L’essentiel à savoir sur le don d’organe

Avez-vous déjà entendu parler du don d’organe ? Plusieurs personnes le font aujourd’hui pour de multiples raisons. Il s’agit d’une action qui requiert le respect de certaines conditions. Et si un jour, vous souhaitez donner un de vos organes pour sauver une vie, alors les informations dans cet article vous seraient utiles.

En quoi consiste un don d’organe ?

Le don d’organe consiste à prélever des organes ou tissus d’un corps humain, c’est-à-dire un donneur, pour aider des souffre-douleur ayant des organes grièvement malades. Donner un organe requiert essentiellement un prélèvement chirurgical. La transplantation d’organes peut dans un premier cas émaner de la décision du donneur : on parlera dans ce cas d’un don d’organe de son vivant. L’autre possibilité consiste à effectuer un prélèvement chirurgical sur des personnes décédées.

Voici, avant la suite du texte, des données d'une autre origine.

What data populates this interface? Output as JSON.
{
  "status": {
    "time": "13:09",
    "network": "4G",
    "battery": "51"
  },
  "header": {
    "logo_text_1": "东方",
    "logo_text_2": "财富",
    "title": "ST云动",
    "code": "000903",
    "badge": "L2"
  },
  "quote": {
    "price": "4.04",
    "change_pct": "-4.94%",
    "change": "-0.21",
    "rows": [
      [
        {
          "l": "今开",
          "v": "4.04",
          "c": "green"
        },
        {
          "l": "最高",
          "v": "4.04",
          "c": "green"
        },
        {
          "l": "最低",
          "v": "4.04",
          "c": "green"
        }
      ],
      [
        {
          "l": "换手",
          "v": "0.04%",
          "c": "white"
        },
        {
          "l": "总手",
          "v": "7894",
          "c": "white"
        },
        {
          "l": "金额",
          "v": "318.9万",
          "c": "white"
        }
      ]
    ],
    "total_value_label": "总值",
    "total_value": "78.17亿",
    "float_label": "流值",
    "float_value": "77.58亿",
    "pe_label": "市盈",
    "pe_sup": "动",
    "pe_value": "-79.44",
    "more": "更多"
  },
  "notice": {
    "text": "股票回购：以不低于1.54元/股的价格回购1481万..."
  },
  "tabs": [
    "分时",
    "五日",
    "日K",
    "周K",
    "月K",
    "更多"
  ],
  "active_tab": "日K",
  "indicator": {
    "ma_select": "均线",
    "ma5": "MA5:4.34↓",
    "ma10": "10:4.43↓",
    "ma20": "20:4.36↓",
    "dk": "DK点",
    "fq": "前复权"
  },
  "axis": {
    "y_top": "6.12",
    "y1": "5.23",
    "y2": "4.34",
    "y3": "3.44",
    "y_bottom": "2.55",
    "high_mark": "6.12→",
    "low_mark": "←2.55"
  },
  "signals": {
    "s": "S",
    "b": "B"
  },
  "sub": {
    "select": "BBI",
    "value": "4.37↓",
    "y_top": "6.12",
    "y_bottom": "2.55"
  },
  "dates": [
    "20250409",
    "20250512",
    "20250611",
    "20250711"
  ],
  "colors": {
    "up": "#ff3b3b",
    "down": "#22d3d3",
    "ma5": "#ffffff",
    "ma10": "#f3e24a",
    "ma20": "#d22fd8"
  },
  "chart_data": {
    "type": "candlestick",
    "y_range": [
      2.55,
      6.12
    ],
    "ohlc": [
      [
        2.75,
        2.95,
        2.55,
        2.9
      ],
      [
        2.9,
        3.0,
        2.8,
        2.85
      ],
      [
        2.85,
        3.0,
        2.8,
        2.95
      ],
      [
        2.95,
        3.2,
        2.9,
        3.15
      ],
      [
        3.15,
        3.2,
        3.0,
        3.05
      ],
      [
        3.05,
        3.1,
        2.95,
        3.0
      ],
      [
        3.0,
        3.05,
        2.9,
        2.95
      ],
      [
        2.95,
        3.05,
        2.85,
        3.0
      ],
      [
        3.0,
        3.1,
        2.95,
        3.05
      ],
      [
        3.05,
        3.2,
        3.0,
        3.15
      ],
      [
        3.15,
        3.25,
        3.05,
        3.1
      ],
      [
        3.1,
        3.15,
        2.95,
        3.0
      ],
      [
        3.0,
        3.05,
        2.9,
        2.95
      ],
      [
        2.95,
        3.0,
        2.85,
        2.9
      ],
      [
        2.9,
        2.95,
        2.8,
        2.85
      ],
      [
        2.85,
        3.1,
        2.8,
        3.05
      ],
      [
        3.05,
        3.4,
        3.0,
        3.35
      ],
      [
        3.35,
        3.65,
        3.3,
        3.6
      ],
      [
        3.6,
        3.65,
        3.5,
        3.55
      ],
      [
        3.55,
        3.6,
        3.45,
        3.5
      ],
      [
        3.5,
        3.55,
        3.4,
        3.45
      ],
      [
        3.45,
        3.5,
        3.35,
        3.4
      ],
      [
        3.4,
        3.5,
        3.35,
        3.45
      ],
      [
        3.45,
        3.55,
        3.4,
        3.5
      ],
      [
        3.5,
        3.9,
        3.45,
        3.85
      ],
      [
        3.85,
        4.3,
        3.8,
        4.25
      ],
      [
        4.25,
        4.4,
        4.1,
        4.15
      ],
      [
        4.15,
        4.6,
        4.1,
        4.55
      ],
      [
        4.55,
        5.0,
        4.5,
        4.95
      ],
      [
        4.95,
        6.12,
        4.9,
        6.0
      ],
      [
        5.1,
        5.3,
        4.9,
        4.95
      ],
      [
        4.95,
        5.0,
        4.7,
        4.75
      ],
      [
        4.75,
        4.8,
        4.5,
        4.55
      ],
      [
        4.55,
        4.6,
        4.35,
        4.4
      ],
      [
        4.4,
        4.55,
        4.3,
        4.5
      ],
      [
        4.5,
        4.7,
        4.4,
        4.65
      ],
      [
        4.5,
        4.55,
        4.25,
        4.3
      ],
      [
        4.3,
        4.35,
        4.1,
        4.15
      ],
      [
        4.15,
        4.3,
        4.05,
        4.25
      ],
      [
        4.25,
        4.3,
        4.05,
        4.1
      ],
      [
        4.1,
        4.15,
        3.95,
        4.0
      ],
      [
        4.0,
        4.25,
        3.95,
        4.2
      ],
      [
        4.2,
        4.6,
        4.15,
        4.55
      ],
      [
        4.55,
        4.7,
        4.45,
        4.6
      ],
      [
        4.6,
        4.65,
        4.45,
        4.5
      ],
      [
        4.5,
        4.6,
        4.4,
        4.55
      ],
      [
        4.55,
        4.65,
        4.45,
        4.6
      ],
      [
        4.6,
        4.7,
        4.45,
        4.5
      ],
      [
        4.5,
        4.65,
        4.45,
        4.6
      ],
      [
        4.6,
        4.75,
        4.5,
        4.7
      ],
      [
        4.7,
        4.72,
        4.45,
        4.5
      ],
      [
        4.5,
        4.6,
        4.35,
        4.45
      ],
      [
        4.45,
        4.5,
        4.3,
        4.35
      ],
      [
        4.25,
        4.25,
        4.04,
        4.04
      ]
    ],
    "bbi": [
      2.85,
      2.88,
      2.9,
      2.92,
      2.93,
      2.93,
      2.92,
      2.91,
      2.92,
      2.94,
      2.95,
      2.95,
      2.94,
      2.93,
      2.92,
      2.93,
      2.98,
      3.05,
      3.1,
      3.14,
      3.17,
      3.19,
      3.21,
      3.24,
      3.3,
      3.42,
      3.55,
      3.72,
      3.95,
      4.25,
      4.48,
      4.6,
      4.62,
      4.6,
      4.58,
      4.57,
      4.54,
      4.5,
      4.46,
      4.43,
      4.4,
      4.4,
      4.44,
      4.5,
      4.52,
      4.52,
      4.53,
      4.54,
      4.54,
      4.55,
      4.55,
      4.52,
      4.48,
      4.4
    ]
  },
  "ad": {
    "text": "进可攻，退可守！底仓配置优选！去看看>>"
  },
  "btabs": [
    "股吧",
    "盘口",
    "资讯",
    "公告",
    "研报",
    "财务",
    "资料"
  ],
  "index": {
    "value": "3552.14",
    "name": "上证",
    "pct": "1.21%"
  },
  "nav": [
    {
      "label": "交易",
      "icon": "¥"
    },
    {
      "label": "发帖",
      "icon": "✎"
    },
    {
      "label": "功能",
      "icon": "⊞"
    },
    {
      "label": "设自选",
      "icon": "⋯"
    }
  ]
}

Chacune de ces formes de don d’organes requiert des conditions spécifiques. Aussi, le concept de don d’organes est bien différent de celui du don de corps à la science. Ainsi, le donneur d’organe offre une partie de lui pour sauver la vie d’une personne dans le besoin. Alors que celui qui donne son corps à la science désire participer aux progrès de la médecine. Il peut cependant arriver qu’un donneur d’organe offre aussi son corps à la science.

Quelles sont les conditions pour faire un don d’organe ?

D’abord, le don d’organe ne saurait faire l’objet d’une rémunération lucrative. Il est gratuit et n’est effectué qu’à des fins scientifiques et thérapeutiques. L’identité du donneur ne doit en aucun cas être révélée au receveur encore moins à sa famille et vice versa. Comme évoqué précédemment, le don d’organe peut être soit sous l’initiative d’un donneur vivant, soit un don d’organe post-mortem.

Dans le premier cas, la principale règle à observer est la vérification de compatibilité entre le donneur et le receveur. Elle permet de garantir l’absence de risque pour le receveur et également pour le donneur. Le donneur doit être majeur et volontaire. Il doit être informé au préalable des éventuels risques qu’il encoure en donnant son organe et de la possibilité d’un échec de la greffe. Il faut également que le donneur soit en parfaite santé pour l’intervention.

Les dons d’organes post-mortel sont uniquement envisageables chez les patients en mort cérébrale. Autrement dit, aucune des fonctions du cerveau ne devrait être active. Après la mort cérébrale confirmée par le service de réanimation, le médecin qui s’occupe des prélèvements analyse si le défunt est un potentiel donneur. Si c’est le cas, alors il se rapproche des parents pour savoir si de son vivant, le défunt était opposé au don d’organe. Ensuite il s’informe auprès du registre national des refus. S’il n’y a aucune opposition alors le défunt devient un potentiel donneur. Une fois les organes encore sains prélevés, le corps est retourné aux parents. Cependant, la famille a le droit d’être informée des différents organes prélevés et des résultats de la greffe.

Est-il possible qu’une même personne offre plusieurs organes à la fois ?

Un seul et même donneur peut permettre de greffer plusieurs personnes. Ainsi, l’organe qui fait souvent l’objet de greffe, c’est le rein vu qu’il est possible de vivre avec un seul rein. Outre le rein, plusieurs autres organes peuvent être greffés. Entre autres, on a le cœur, le foie, les poumons, le pancréas, la peau. Toujours pour les dons d’organes post-mortem, les médecins peuvent prélever les os, certaines parties de l’intestin, les valves cardiaques ou encore la cornée au niveau de l’œil.

Comment exprimer son désir ou son refus à un don d’organe ?

Chacun est libre de donner son organe ou pas. Si vous êtes partant pour un don d’organe, vous pouvez demander une « carte de donneur ». Elle ne constitue pas vraiment une preuve légale de votre volonté alors le médecin devra recourir à l’approbation de vos proches. En cas d’opposition aux dons d’organes, il faut s’inscrire au « registre national des refus » qui constitue une preuve légale de votre objection.